We believe that blending human expertise with data will allow business to move from gut-feel decision making to “informed intuition”. Fjord Data Rumbles are workshops that combine design thinking, analytics and data storytelling to give clients confidence in their strategic vision.
Working with a major hotel chain, Fjord and the Client Innovation Services team at The Dock helped re-imagine how to measure customer experience. The company had growing doubts about the relevance of their existing auditing approach, which was developed around traditional physical inspection procedures and surveys. We used a data journalistic approach to identify a massive open data set of customer reviews. With this data we used AI text analysis to identify the key service touch points customers were discussing and the sentiments attached to them. Working alongside the client, we helped them distil the insights into eight key themes that informed their new customer experience strategy.
NLP analysis of over 200 caregiver interviews.

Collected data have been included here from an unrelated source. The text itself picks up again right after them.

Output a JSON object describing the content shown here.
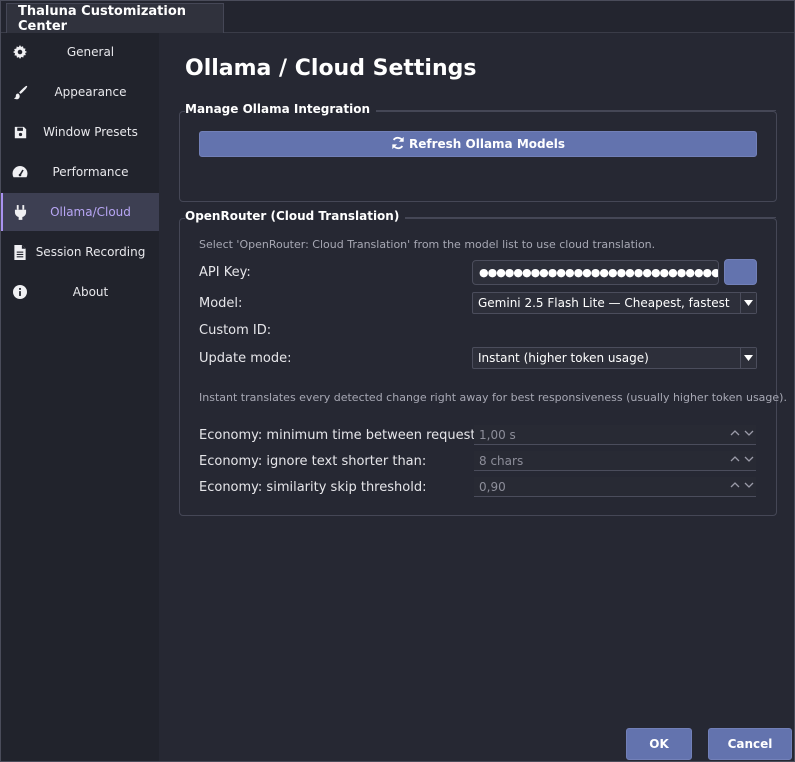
{
  "window": {
    "tab_title": "Thaluna Customization Center"
  },
  "sidebar": {
    "items": [
      {
        "label": "General",
        "icon": "gear-icon"
      },
      {
        "label": "Appearance",
        "icon": "brush-icon"
      },
      {
        "label": "Window Presets",
        "icon": "save-icon"
      },
      {
        "label": "Performance",
        "icon": "gauge-icon"
      },
      {
        "label": "Ollama/Cloud",
        "icon": "plug-icon",
        "active": true
      },
      {
        "label": "Session Recording",
        "icon": "document-icon"
      },
      {
        "label": "About",
        "icon": "info-icon"
      }
    ]
  },
  "main": {
    "title": "Ollama / Cloud Settings",
    "ollama_group": {
      "title": "Manage Ollama Integration",
      "refresh_button": "Refresh Ollama Models"
    },
    "openrouter_group": {
      "title": "OpenRouter (Cloud Translation)",
      "hint": "Select 'OpenRouter: Cloud Translation' from the model list to use cloud translation.",
      "api_key_label": "API Key:",
      "api_key_value": "●●●●●●●●●●●●●●●●●●●●●●●●●●●●●●●●",
      "model_label": "Model:",
      "model_value": "Gemini 2.5 Flash Lite — Cheapest, fastest",
      "custom_id_label": "Custom ID:",
      "update_mode_label": "Update mode:",
      "update_mode_value": "Instant (higher token usage)",
      "update_mode_hint": "Instant translates every detected change right away for best responsiveness (usually higher token usage).",
      "economy_min_time_label": "Economy: minimum time between requests:",
      "economy_min_time_value": "1,00 s",
      "economy_ignore_short_label": "Economy: ignore text shorter than:",
      "economy_ignore_short_value": "8 chars",
      "economy_similarity_label": "Economy: similarity skip threshold:",
      "economy_similarity_value": "0,90"
    }
  },
  "dialog": {
    "ok_label": "OK",
    "cancel_label": "Cancel"
  },
  "colors": {
    "accent": "#6373ae",
    "active_text": "#b8a6f5",
    "background": "#262833"
  }
}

We took a similar approach to helping a large insurance company extend beyond existing policy- products into the world of digital health services. Giving people digital services that support them managing their health leads to a much stronger and more meaningful customer relationship. The challenge for insurers is that much of their customer data describes individuals in terms of risks rather than their real needs. Taking a similar text AI approach, we analysed over 200 interviews to identify the themes and issues that people need support on. These insights informed the strategy for this new digital health application.
Racing with the machines
While there is a lot of hype around AI and how it will change our world, for designers and innovators it’s important to be pragmatic about its uses. AI has become an important subject matter across industries but it often needs a translator. Designers can play a critical role in aligning the technological capabilities with people’s needs, in creating workflows that let people adopt it, and in designing interfaces that help people understand how it works. It is also an important tool for design. One that can scale our design research, enrich our understanding of human behaviour, and inspire us to design new products, services, and strategies we could never imagine on our own.